In a statement, the government’s State Information Service described reports of food handouts as limited and that no state entity was involved. It also said that if the government wanted to influence voters, it wouldn’t need to resort to such measures.
The National Council also reported that vehicles emblazoned with signs of political parties were spotted transporting people to polling centers.
Meanwhile, trucks drove through the streets of Cairo with LED screens on their sides playing videos promoting Sissi and urging people to vote.
Some voters said they were ordered by their superiors to vote for Sissi.
“Our principal dictated to us what to do,” said Menna Ahmad, 34, a science teacher who said she voted “yes.” “She told us, ‘Go.
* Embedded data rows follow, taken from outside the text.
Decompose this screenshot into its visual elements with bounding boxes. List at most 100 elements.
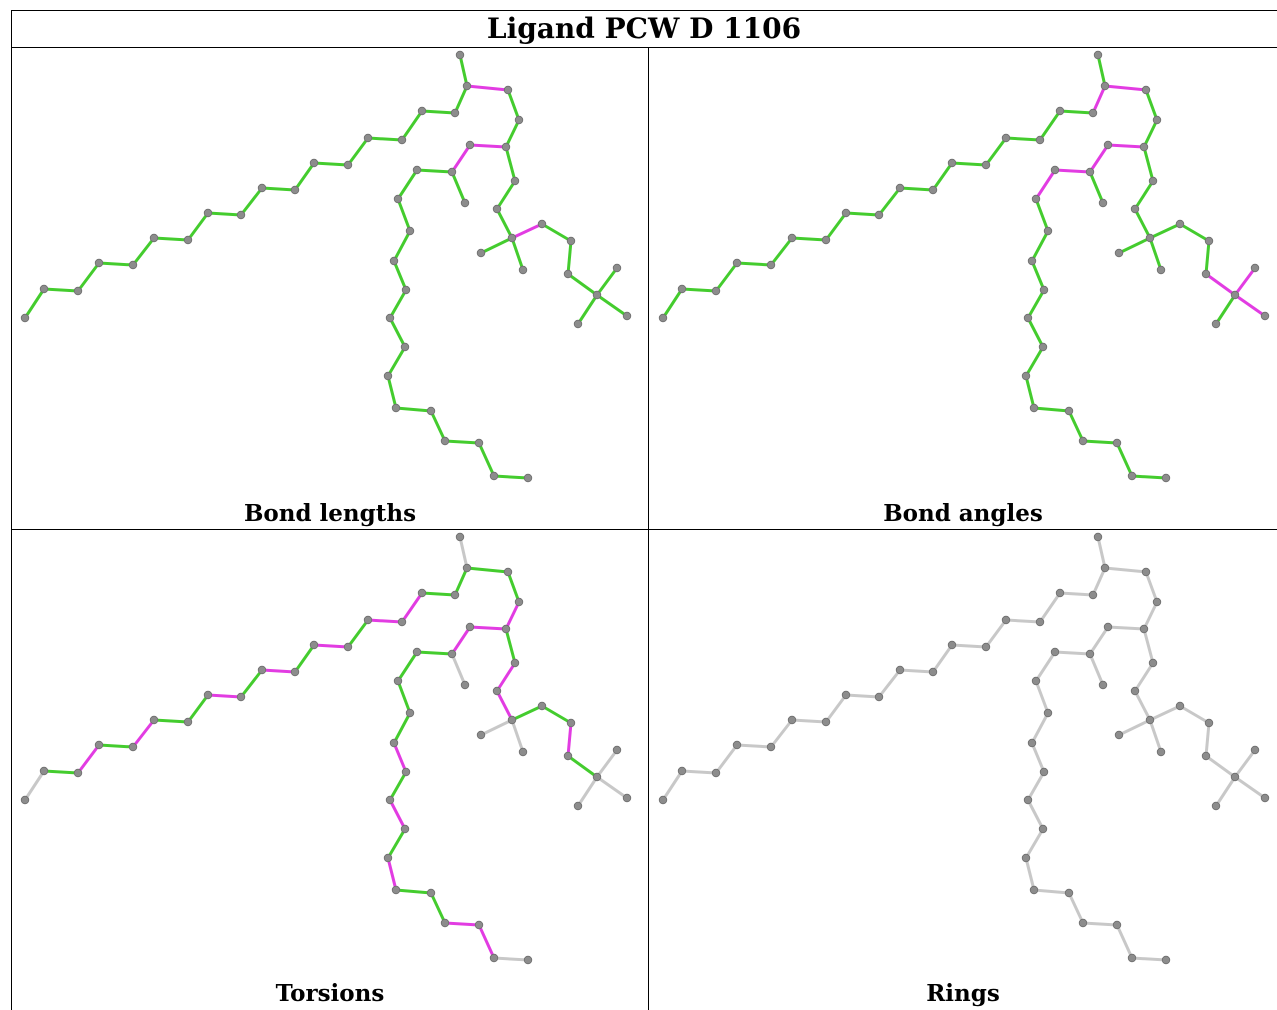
atom xyxy=(874,210,884,220)
bond xyxy=(152,718,190,724)
bond xyxy=(386,856,398,892)
bond xyxy=(1178,222,1211,243)
bond xyxy=(394,888,433,895)
bond xyxy=(479,718,514,737)
atom xyxy=(1156,265,1166,275)
bond xyxy=(1088,143,1110,174)
panel-bond-angles: Bond angles xyxy=(649,48,1277,529)
bond xyxy=(1178,704,1211,725)
atom xyxy=(573,801,583,811)
bond xyxy=(1214,775,1237,808)
atom xyxy=(501,624,511,634)
atom xyxy=(711,768,721,778)
bond xyxy=(824,693,848,724)
atom xyxy=(417,588,427,598)
atom xyxy=(566,718,576,728)
bond xyxy=(420,591,457,597)
atom xyxy=(397,617,407,627)
atom xyxy=(1027,256,1037,266)
atom xyxy=(393,676,403,686)
atom xyxy=(732,740,742,750)
atom xyxy=(1100,563,1110,573)
panel-caption-torsions: Torsions xyxy=(275,980,385,1007)
bond xyxy=(415,168,454,174)
bond xyxy=(186,693,210,724)
bond xyxy=(1034,650,1057,683)
bond xyxy=(1088,625,1110,656)
atom xyxy=(1038,342,1048,352)
bond xyxy=(392,711,412,745)
bond xyxy=(1030,711,1050,745)
atom xyxy=(1035,135,1045,145)
atom xyxy=(1039,285,1049,295)
atom xyxy=(1098,680,1108,690)
atom xyxy=(236,692,246,702)
atom xyxy=(149,233,159,243)
bond xyxy=(1058,591,1095,597)
atom xyxy=(1055,588,1065,598)
atom xyxy=(1141,85,1151,95)
atom xyxy=(787,233,797,243)
molecule-render-torsions xyxy=(20,532,632,965)
bond xyxy=(680,287,718,293)
bond xyxy=(769,718,794,749)
bond xyxy=(661,769,684,802)
bond xyxy=(1038,591,1062,624)
atom xyxy=(492,686,502,696)
bond xyxy=(595,266,619,297)
atom xyxy=(1088,108,1098,118)
bond xyxy=(1133,179,1155,211)
atom xyxy=(622,311,632,321)
atom xyxy=(981,642,991,652)
bond xyxy=(1204,239,1211,276)
atom xyxy=(474,920,484,930)
bond xyxy=(1214,293,1237,326)
atom xyxy=(1260,311,1270,321)
atom xyxy=(385,795,395,805)
bond xyxy=(97,743,135,749)
bond xyxy=(76,743,101,775)
bond xyxy=(1058,109,1095,115)
atom xyxy=(1204,236,1214,246)
bond xyxy=(877,186,902,217)
atom xyxy=(895,183,905,193)
atom xyxy=(1250,263,1260,273)
bond xyxy=(206,211,243,217)
bond xyxy=(1106,625,1146,631)
bond xyxy=(400,109,424,142)
atom xyxy=(566,236,576,246)
atom xyxy=(1043,708,1053,718)
bond xyxy=(492,956,530,962)
atom xyxy=(612,745,622,755)
bond xyxy=(1144,88,1159,122)
bond xyxy=(1233,775,1267,800)
bond xyxy=(1067,891,1085,925)
atom xyxy=(383,371,393,381)
bond xyxy=(1030,259,1046,292)
bond xyxy=(450,170,467,205)
panel-caption-rings: Rings xyxy=(926,980,1000,1007)
molecule-render-bond-lengths xyxy=(20,50,632,483)
atom xyxy=(39,766,49,776)
atom xyxy=(405,226,415,236)
bond xyxy=(1142,627,1155,665)
bond xyxy=(931,643,954,674)
atom xyxy=(492,204,502,214)
panel-caption-bond-angles: Bond angles xyxy=(883,500,1043,527)
bond xyxy=(1233,748,1257,779)
atom xyxy=(1250,745,1260,755)
bond xyxy=(1030,229,1050,263)
bond xyxy=(1103,84,1148,92)
atom xyxy=(20,795,30,805)
bond xyxy=(1038,109,1062,142)
bond xyxy=(1204,721,1211,758)
atom xyxy=(426,888,436,898)
bond xyxy=(1053,168,1092,174)
atom xyxy=(1078,918,1088,928)
bond xyxy=(495,179,517,211)
atom xyxy=(1100,81,1110,91)
atom xyxy=(1031,676,1041,686)
atom xyxy=(711,286,721,296)
atom xyxy=(1127,471,1137,481)
bond xyxy=(23,769,46,802)
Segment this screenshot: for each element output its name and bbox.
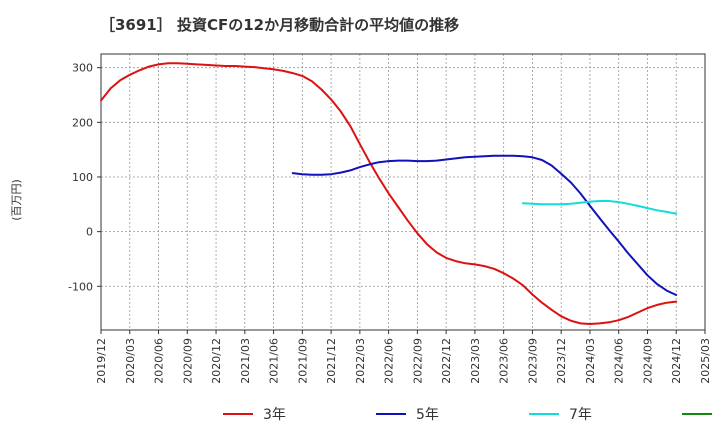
- chart-svg: ［3691］ 投資CFの12か月移動合計の平均値の推移 300 200 100 0 -1…: [0, 0, 720, 440]
- x-tick-label: 2021/12: [325, 338, 338, 384]
- x-tick-label: 2024/06: [613, 338, 626, 384]
- legend-entry: 3年: [223, 407, 286, 423]
- x-tick-label: 2023/06: [498, 338, 511, 384]
- legend: 3年 5年 7年 10年: [223, 407, 720, 423]
- x-tick-label: 2022/06: [383, 338, 396, 384]
- chart: ［3691］ 投資CFの12か月移動合計の平均値の推移 300 200 100 0 -1…: [0, 0, 720, 440]
- x-tick-label: 2019/12: [95, 338, 108, 384]
- x-tick-label: 2024/03: [584, 338, 597, 384]
- y-tick-label: -100: [68, 280, 93, 293]
- legend-label: 5年: [416, 407, 439, 423]
- x-tick-label: 2024/12: [670, 338, 683, 384]
- legend-entry: 10年: [682, 407, 720, 423]
- x-axis: 2019/12 2020/03 2020/06 2020/09 2020/12 2021/…: [95, 330, 712, 384]
- x-tick-label: 2020/09: [181, 338, 194, 384]
- x-tick-label: 2023/03: [469, 338, 482, 384]
- x-tick-label: 2023/12: [555, 338, 568, 384]
- legend-label: 7年: [569, 407, 592, 423]
- y-tick-label: 100: [72, 171, 93, 184]
- y-axis-label: (百万円): [10, 179, 23, 221]
- x-tick-label: 2022/03: [354, 338, 367, 384]
- x-tick-label: 2021/09: [296, 338, 309, 384]
- y-tick-label: 300: [72, 62, 93, 75]
- x-tick-label: 2025/03: [699, 338, 712, 384]
- x-tick-label: 2022/12: [440, 338, 453, 384]
- x-tick-label: 2020/12: [210, 338, 223, 384]
- y-tick-label: 0: [86, 226, 93, 239]
- x-tick-label: 2023/09: [526, 338, 539, 384]
- legend-label: 3年: [263, 407, 286, 423]
- x-tick-label: 2020/03: [124, 338, 137, 384]
- legend-entry: 7年: [529, 407, 592, 423]
- series-line-3: [523, 201, 676, 214]
- x-tick-label: 2024/09: [641, 338, 654, 384]
- x-tick-label: 2022/09: [411, 338, 424, 384]
- y-axis: 300 200 100 0 -100: [68, 62, 101, 294]
- legend-entry: 5年: [376, 407, 439, 423]
- grid: [101, 54, 705, 330]
- chart-title: ［3691］ 投資CFの12か月移動合計の平均値の推移: [100, 16, 459, 34]
- x-tick-label: 2021/03: [239, 338, 252, 384]
- plot-frame: [101, 54, 705, 330]
- y-tick-label: 200: [72, 116, 93, 129]
- x-tick-label: 2021/06: [268, 338, 281, 384]
- x-tick-label: 2020/06: [153, 338, 166, 384]
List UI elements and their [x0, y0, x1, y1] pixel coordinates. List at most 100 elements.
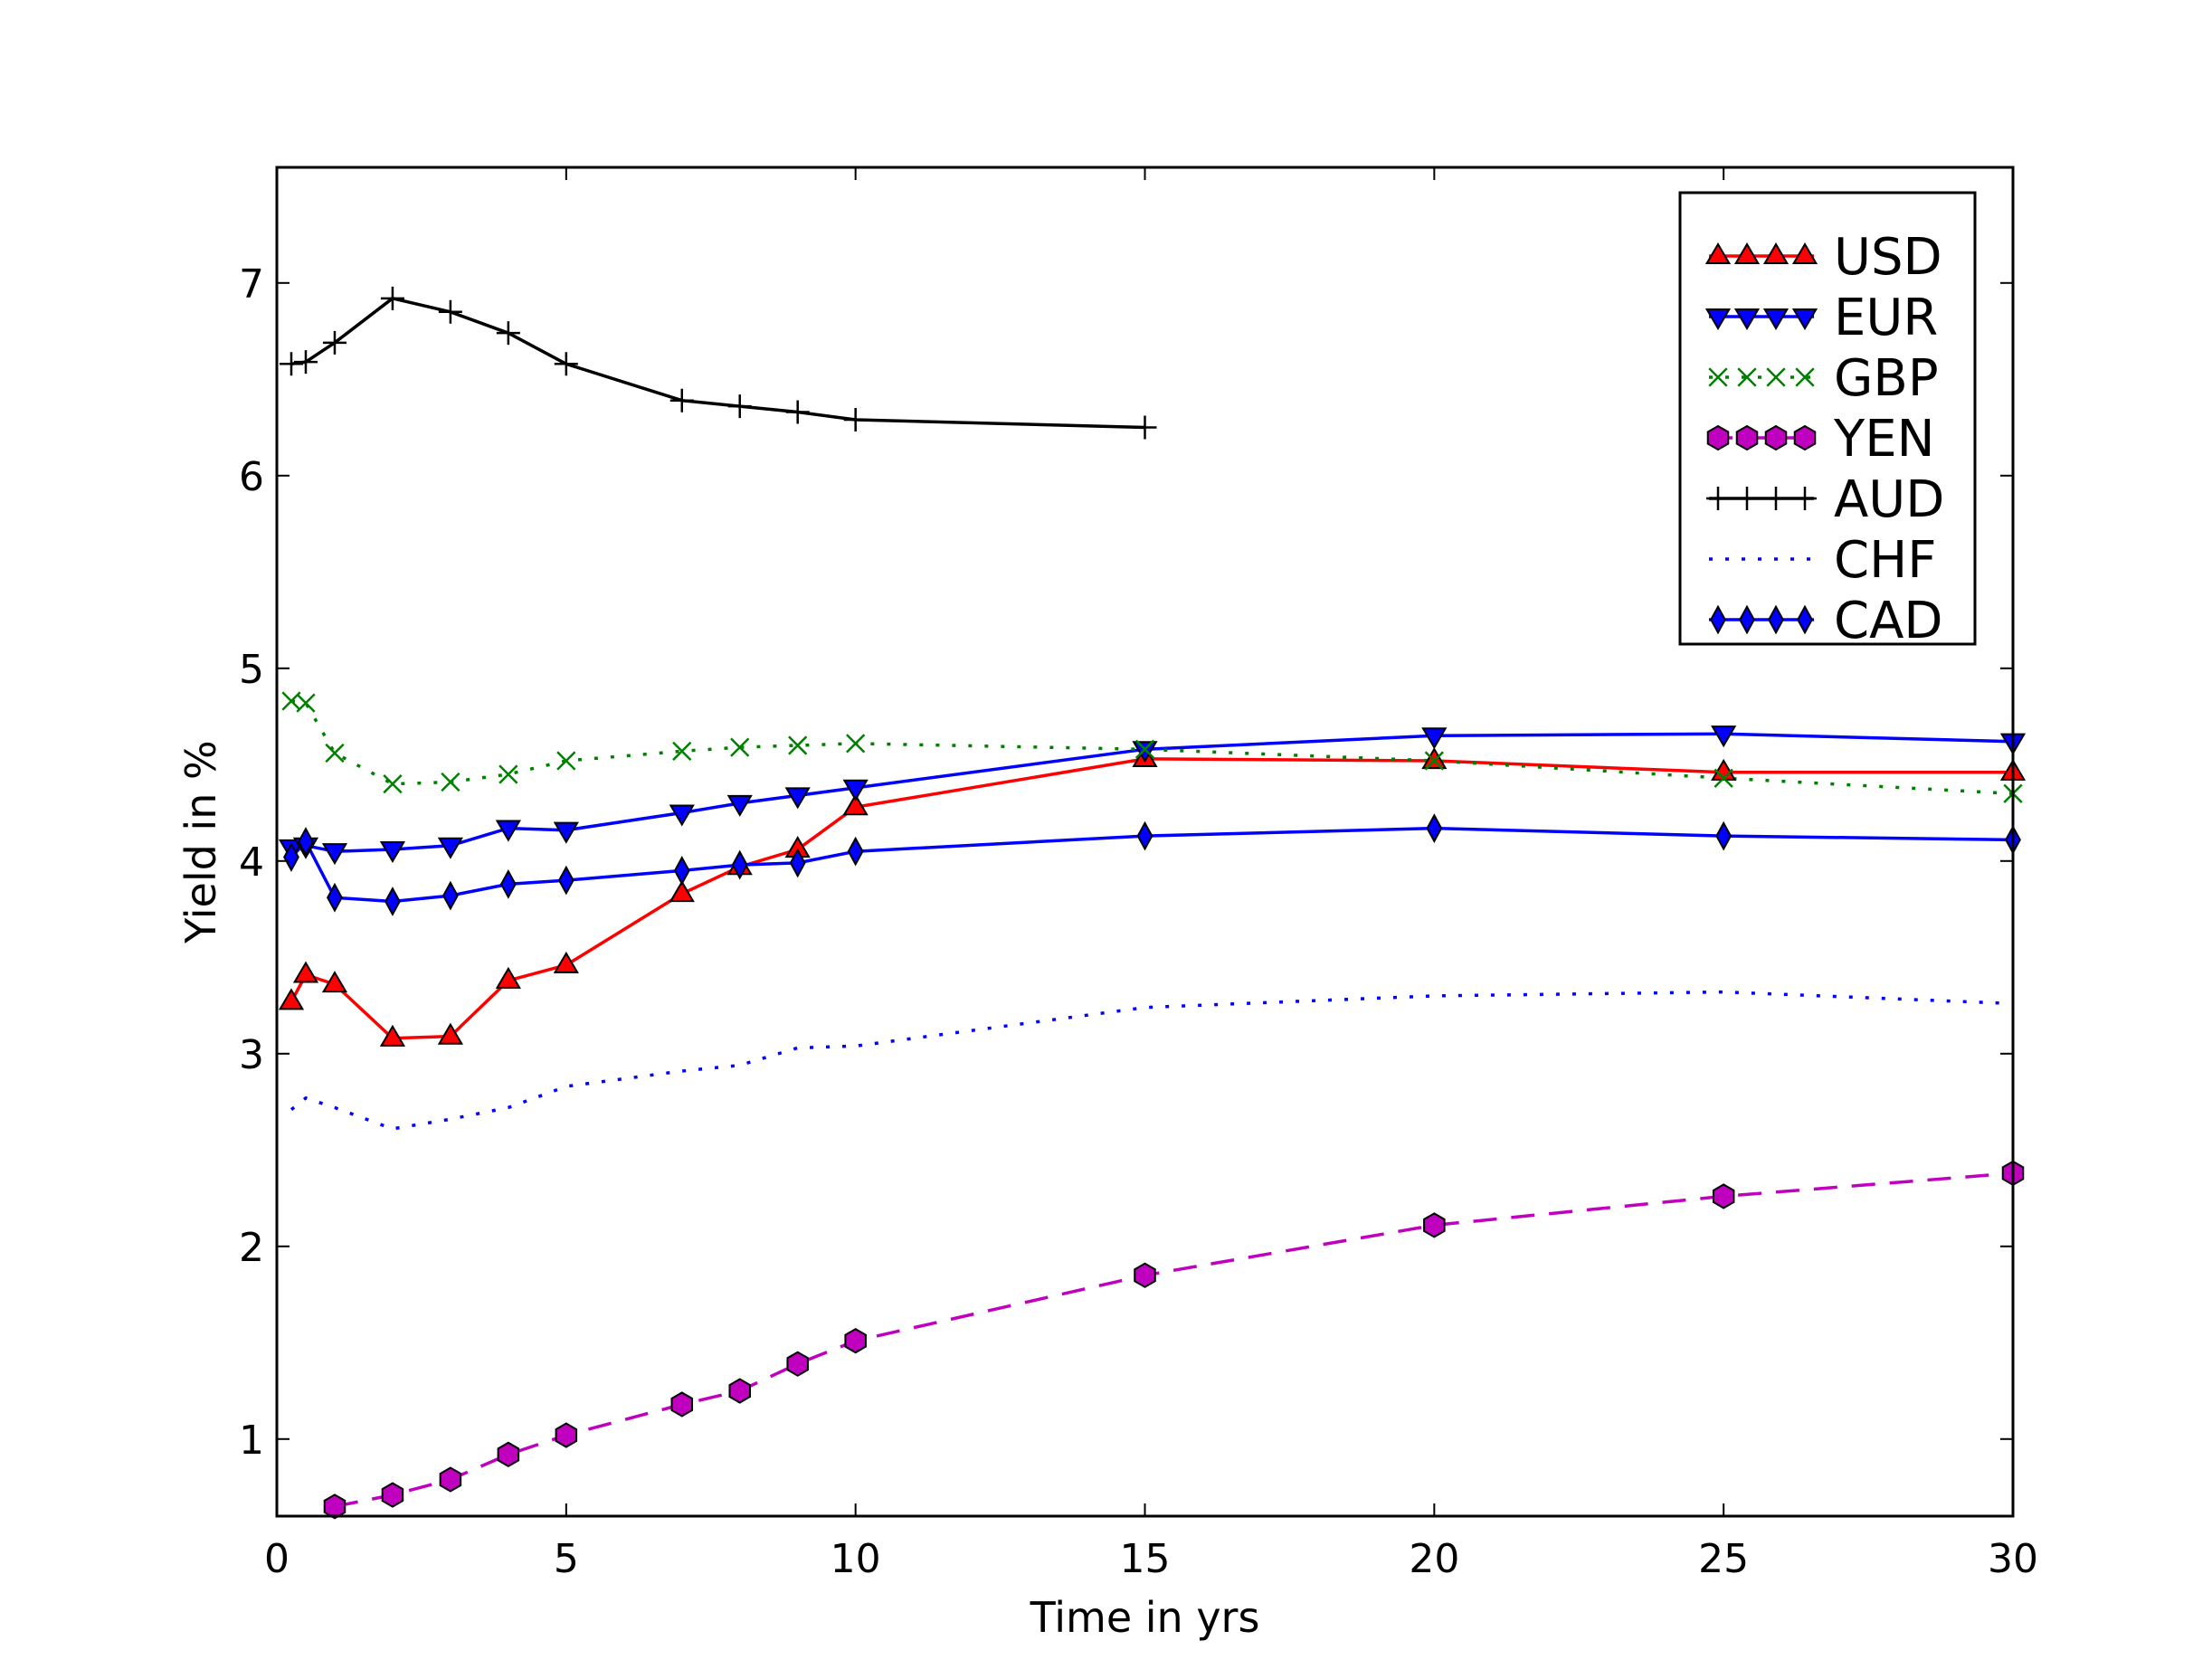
data-point-cad: [1136, 820, 1153, 851]
data-point-cad: [441, 880, 459, 911]
data-point-eur: [321, 843, 348, 866]
x-axis: 0 5 10 15 20 25 30: [264, 167, 2038, 1582]
data-point-usd: [1421, 747, 1448, 770]
data-point-yen: [786, 1351, 809, 1377]
legend-marker-eur: [1791, 308, 1818, 330]
data-point-yen: [728, 1378, 751, 1404]
legend-marker-usd: [1762, 242, 1790, 265]
data-point-yen: [497, 1441, 520, 1467]
data-point-cad: [384, 887, 401, 916]
legend-marker-yen: [1793, 424, 1817, 451]
legend-marker-cad: [1797, 604, 1813, 635]
data-point-yen: [844, 1328, 867, 1354]
data-point-aud: [293, 350, 318, 375]
legend-box: [1678, 191, 1977, 646]
legend-marker-yen: [1735, 424, 1759, 451]
data-point-aud: [380, 286, 404, 310]
data-point-aud: [496, 321, 520, 346]
y-tick-label: 6: [239, 454, 264, 500]
data-point-yen: [670, 1391, 694, 1418]
data-point-yen: [323, 1494, 347, 1520]
x-tick-label: 5: [554, 1536, 579, 1582]
data-point-usd: [379, 1024, 406, 1047]
data-point-gbp: [296, 693, 316, 713]
data-point-yen: [1134, 1262, 1156, 1288]
data-point-cad: [499, 868, 517, 899]
data-point-aud: [843, 408, 868, 432]
legend-label-eur: EUR: [1834, 289, 1938, 347]
legend-marker-cad: [1739, 604, 1755, 635]
legend-marker-cad: [1768, 604, 1784, 635]
legend-marker-yen: [1706, 424, 1730, 451]
legend-marker-gbp: [1737, 367, 1757, 387]
data-point-eur: [726, 794, 753, 817]
data-point-yen: [1712, 1183, 1735, 1209]
legend-marker-gbp: [1766, 367, 1786, 387]
data-point-gbp: [498, 764, 518, 784]
data-point-aud: [727, 394, 752, 419]
data-point-aud: [322, 330, 347, 355]
legend-marker-usd: [1791, 242, 1818, 265]
legend-marker-usd: [1733, 242, 1761, 265]
data-point-usd: [495, 966, 521, 989]
legend-marker-aud: [1735, 487, 1759, 510]
data-point-yen: [381, 1482, 404, 1508]
y-tick-label: 5: [239, 647, 264, 693]
data-point-gbp: [1424, 751, 1444, 771]
legend-label-chf: CHF: [1834, 531, 1936, 590]
data-point-yen: [555, 1422, 578, 1448]
data-point-cad: [789, 848, 806, 878]
data-point-cad: [1715, 820, 1733, 851]
legend-marker-cad: [1710, 604, 1726, 635]
x-tick-label: 0: [264, 1536, 290, 1582]
data-point-aud: [554, 352, 578, 376]
data-point-yen: [1423, 1212, 1446, 1238]
y-tick-label: 1: [239, 1418, 264, 1464]
data-point-cad: [298, 827, 314, 857]
data-point-usd: [278, 988, 305, 1010]
data-point-usd: [292, 961, 319, 983]
data-point-usd: [669, 880, 695, 903]
data-point-gbp: [1134, 739, 1155, 759]
data-point-eur: [842, 779, 869, 801]
legend-label-yen: YEN: [1833, 410, 1934, 469]
data-point-eur: [495, 820, 521, 842]
data-point-aud: [669, 388, 694, 413]
data-point-gbp: [672, 741, 692, 762]
data-point-usd: [553, 951, 579, 973]
y-axis-title: Yield in %: [176, 740, 225, 944]
data-point-cad: [731, 849, 748, 880]
data-point-gbp: [556, 751, 576, 771]
y-tick-label: 7: [239, 261, 264, 308]
data-point-gbp: [325, 743, 345, 763]
data-point-usd: [321, 971, 348, 993]
data-point-eur: [1132, 741, 1158, 763]
x-tick-label: 20: [1409, 1536, 1459, 1582]
data-point-cad: [1426, 813, 1443, 843]
data-point-eur: [1421, 727, 1448, 750]
legend-label-usd: USD: [1834, 228, 1942, 287]
data-point-gbp: [788, 735, 808, 755]
y-axis: 1 2 3 4 5 6 7: [239, 261, 2013, 1464]
legend-marker-eur: [1733, 308, 1761, 330]
data-point-eur: [669, 804, 695, 827]
x-tick-label: 10: [831, 1536, 881, 1582]
legend-label-gbp: GBP: [1834, 349, 1939, 408]
data-point-gbp: [1714, 768, 1733, 788]
x-tick-label: 30: [1988, 1536, 2038, 1582]
data-point-eur: [1711, 725, 1737, 748]
data-point-aud: [1133, 415, 1157, 440]
data-point-aud: [279, 352, 303, 376]
legend-marker-gbp: [1795, 367, 1815, 387]
data-point-gbp: [846, 734, 866, 754]
legend-label-aud: AUD: [1834, 470, 1944, 529]
data-point-aud: [438, 299, 462, 324]
y-tick-label: 3: [239, 1032, 264, 1078]
data-point-cad: [327, 882, 343, 913]
data-point-eur: [437, 837, 463, 859]
series-line-aud: [290, 297, 1145, 430]
y-tick-label: 4: [239, 839, 264, 886]
data-point-aud: [785, 400, 810, 424]
legend-label-cad: CAD: [1834, 592, 1943, 650]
I support Sissi, and you have to support him like me.’ She actually told us to participate, but practically speaking she forced us to support Sissi and vote ‘yes.’ ”
Ahmad said she was also told to take a photograph from inside the voting center to prove to the principal that she had voted.
By 3 p.m., though, voter turnout was under 40 percent at some polling stations. In some cases only about 25 percent of the registered voters had turned up over the past three days, election monitors said.
“A lot of people are opposed the amendments, so they are not coming,” said Wael Seif, the chief monitor at a voting station in central Cairo. “Others are clueless. They don’t know their rights. Of course, one wishes everyone will participate, whether they say ‘yes’ or ‘no.’ ”
Most Egyptians said they voted to prolong Sissi’s rule. Some said Sissi would bring political and economic stability, while others said it was essential he remained to combat terrorism, especially a virulent Islamic State branch in the country’s northern Sinai region.